Ormai è passato un anno e mezzo da quando i giornalisti di un certo livello hanno iniziato a brandire papa Francesco come una clava da dare sulla testa al povero Correttore di bozze, il quale da parte sua, disgraziato cattolico retrogrado com’è, sa bene di non meritare alcuna misericordia e si guarda attentamente dal richiederne (del resto chi è lui per non essere giudicato?). Anzi, a questo punto ci ha fatto un poco il callo alle legnate e ai pistolotti. Ciò nondimeno, ogni volta che un giornalista di un certo livello gli spezza il gobbo con la nuova dottrina della Chiesa postcattolica del futuro, per lui è sempre una gran bella lezione di vita.
Prendete per esempio la rubrica delle lettere a Furio Colombo sul Fatto quotidiano di oggi. È una magistrale testimonianza di amore evangelico, un trionfo di apertura all’altro, un’esplosione di mani tese.
«Caro Furio Colombo – scrive tale Alberto – perché mi sembra di intravedere un rapporto fra economia e teologia, nel senso che certi vescovi e cardinali sono dalla parte dei ricchi, del potere e del condannare gay, divorziati e coppie di fatto, e certi altri, a cominciare da Francesco, sono il contrario?».
Bella domanda, ammette il Correttore di bozze. Perché, caro Furio, ho come l’impressione che gli infami omofobi Cardinali di bozze siano di solito anche, ma guarda un po’, servi del vile danaro?
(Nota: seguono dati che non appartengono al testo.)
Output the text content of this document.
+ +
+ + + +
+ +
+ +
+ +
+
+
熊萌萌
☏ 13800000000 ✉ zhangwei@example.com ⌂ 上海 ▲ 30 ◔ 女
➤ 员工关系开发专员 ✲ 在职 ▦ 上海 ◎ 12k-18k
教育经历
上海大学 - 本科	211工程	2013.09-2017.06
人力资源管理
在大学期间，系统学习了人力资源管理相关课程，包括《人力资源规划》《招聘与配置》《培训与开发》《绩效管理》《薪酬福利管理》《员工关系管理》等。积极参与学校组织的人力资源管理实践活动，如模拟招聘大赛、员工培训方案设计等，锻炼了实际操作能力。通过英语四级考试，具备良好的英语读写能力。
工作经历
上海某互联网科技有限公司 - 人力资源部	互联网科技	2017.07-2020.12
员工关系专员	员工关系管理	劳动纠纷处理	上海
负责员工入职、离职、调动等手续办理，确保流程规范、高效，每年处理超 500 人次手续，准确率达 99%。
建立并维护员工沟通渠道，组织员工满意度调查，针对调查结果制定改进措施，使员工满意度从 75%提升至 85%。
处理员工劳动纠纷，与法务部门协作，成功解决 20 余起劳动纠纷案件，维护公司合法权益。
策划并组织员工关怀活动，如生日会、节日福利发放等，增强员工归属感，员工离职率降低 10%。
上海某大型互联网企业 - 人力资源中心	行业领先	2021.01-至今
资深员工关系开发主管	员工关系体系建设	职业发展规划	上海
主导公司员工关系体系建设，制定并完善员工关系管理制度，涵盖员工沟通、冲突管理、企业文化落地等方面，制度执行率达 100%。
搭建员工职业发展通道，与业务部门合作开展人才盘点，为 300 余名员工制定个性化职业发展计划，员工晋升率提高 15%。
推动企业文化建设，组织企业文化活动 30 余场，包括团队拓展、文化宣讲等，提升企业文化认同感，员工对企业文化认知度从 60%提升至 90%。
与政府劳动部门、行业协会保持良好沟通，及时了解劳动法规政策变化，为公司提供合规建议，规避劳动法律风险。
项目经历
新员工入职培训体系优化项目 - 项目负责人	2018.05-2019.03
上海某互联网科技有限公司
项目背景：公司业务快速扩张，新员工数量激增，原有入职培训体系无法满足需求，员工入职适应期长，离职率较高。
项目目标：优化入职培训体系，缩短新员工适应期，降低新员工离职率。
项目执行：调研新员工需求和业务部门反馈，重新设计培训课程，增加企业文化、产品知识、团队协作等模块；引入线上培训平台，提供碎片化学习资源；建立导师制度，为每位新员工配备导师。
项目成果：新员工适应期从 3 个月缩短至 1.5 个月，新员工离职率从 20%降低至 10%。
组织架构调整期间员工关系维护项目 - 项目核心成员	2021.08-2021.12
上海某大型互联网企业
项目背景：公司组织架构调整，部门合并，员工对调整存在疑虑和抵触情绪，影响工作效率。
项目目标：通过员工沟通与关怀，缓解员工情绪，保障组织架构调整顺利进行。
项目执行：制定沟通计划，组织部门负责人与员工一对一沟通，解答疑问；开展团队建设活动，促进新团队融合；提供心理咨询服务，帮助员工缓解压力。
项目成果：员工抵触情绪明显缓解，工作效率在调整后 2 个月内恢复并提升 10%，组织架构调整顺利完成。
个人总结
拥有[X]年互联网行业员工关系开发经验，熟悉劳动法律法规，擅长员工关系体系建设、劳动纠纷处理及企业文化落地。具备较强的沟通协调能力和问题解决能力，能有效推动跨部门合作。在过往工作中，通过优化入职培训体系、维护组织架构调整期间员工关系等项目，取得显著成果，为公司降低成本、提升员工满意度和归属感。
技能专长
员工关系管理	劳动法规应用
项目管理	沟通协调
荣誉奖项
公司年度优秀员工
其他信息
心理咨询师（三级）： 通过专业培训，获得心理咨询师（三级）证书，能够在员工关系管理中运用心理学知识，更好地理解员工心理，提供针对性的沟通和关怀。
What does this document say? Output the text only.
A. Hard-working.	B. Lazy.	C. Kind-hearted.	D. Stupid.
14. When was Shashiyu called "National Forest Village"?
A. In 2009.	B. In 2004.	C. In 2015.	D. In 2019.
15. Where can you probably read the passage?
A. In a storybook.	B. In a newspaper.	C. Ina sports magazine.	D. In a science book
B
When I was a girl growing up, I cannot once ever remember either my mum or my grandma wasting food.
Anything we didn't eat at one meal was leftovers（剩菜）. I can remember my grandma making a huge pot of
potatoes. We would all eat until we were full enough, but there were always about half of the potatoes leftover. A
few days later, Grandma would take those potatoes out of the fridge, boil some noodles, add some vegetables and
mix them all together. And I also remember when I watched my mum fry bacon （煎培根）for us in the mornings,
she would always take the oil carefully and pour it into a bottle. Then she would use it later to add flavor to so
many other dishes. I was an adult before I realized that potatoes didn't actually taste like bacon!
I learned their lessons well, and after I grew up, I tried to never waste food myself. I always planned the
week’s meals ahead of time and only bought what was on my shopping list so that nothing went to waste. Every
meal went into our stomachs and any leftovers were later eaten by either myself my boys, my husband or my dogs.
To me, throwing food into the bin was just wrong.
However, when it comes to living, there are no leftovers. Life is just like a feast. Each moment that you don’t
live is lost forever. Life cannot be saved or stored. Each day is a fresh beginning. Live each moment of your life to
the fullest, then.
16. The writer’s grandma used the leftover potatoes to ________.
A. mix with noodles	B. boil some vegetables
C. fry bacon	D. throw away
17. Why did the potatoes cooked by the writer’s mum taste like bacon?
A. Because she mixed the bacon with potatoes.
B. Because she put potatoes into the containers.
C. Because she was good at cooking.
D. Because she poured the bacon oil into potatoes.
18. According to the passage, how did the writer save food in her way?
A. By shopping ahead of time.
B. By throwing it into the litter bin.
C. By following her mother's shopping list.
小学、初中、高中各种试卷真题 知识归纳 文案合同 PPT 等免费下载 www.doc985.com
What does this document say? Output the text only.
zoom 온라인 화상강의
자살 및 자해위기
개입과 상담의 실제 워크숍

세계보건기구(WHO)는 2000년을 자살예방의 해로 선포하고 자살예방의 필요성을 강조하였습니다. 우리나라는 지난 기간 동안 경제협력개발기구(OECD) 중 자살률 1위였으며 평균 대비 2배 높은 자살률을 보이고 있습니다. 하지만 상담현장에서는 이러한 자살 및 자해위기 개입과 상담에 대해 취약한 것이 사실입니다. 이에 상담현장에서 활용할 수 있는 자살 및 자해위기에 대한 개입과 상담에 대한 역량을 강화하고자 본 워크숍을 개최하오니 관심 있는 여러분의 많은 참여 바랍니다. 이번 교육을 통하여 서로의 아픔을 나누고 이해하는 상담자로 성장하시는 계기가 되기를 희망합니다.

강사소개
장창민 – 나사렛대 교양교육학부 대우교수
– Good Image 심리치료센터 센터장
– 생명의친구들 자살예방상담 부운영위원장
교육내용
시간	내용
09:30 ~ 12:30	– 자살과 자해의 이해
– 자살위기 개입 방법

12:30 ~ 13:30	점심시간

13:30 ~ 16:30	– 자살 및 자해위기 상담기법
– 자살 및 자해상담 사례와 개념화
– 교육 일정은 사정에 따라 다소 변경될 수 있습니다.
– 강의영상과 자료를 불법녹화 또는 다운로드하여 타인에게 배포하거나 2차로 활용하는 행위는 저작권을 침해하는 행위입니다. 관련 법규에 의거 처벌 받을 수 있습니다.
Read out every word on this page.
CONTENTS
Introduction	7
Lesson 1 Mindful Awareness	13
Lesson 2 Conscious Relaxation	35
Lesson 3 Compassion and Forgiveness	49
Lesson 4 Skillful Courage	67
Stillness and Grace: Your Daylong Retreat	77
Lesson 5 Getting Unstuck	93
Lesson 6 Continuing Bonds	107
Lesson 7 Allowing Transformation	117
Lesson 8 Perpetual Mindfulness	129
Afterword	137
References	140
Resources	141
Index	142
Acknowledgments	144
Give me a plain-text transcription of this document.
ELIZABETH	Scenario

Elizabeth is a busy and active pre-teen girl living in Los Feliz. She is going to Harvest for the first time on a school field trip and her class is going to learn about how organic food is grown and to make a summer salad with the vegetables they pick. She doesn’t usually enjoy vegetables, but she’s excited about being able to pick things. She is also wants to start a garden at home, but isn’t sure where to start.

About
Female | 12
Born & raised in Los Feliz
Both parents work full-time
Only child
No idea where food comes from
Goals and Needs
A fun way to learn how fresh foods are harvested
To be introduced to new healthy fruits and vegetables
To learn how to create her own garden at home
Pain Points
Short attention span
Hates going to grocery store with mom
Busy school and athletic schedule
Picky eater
Che dici Furietto, sarà mica un’allucinazione provocata dai giornali che leggo?
Nooo, assolutamente, risponde giustamente Colombo. In effetti là dove sono i veri soldi di solito c’è anche un pienone di vescovi anti-gay. Tanto per fare un paio di esempi, il giornalista cita «Ruini e Bagnasco» che «sono preti e vescovi e cardinali come il Papa, ma sembrano rappresentanti e dignitari di un mondo del tutto diverso». Un mondo notoriamente ricco sfondato dove i divorziati se la vedono davvero brutta. Però andiamoci piano con le parole, precisa Furio: non si può dire che ci sia «un rapporto fra economia e teologia», ma piuttosto «solo una coincidenza». Tuttavia, ri-precisa Furio, «la coincidenza è troppo precisa nel suo ripetersi sempre». Dunque non è affatto una coincidenza, è più un rapporto.
Colombo la mette giù così: «Se c’è una chiave è il rapporto col potere». Dopo di che prova a spiegarsi.
Dunque. Da una parte, secondo Furio, c’è «il Papa delle carceri, che vuole fraterne e umane (lui che dovrebbe predicare l’inferno), che trova immorale la pena dell’ergastolo perché uccide la speranza, dunque tutto (la definisce pena di morte mascherata) e si preoccupa della corruzione, che è il più sociale e materiale e il meno interiore dei peccati, e solo per la corruzione vede, insieme, reato e peccato, perché l’offesa porta danno a tanti altri esseri umani prima ancora che offesa a Dio».
Dall’altra parte invece, continua Colombo, c’è «il teologo conservatore» per il quale «tutto ciò è impossibile», poiché «il teologo conservatore», al pari del suo immondo tirapiedi, il Correttore di bozze, si identifica «con il potere che gli suggerisce di essere fonte di autorità, luogo di giudizio, e di essere naturalmente contiguo con il potere secolare, un rapporto radicato nei secoli, un vicendevole e inevitabile sostegno che frappone l’ostacolo del protocollo, prima ancora che dell’opportunità, all’offerta dell’uguaglianza».
Insomma «il teologo conservatore» non solo è incompatibile con papa Francesco, non solo è nemico dei gay e amico dei ricchi e dei corrotti, ma è anche invariabilmente una persona senza pietà. Sbatterebbe tutti in galera lui. Il Correttore di bozze confida però che il Fatto quotidiano alla lunga saprà inculcargli un po’ di misericordia. Se no c’è sempre l’ergastolo.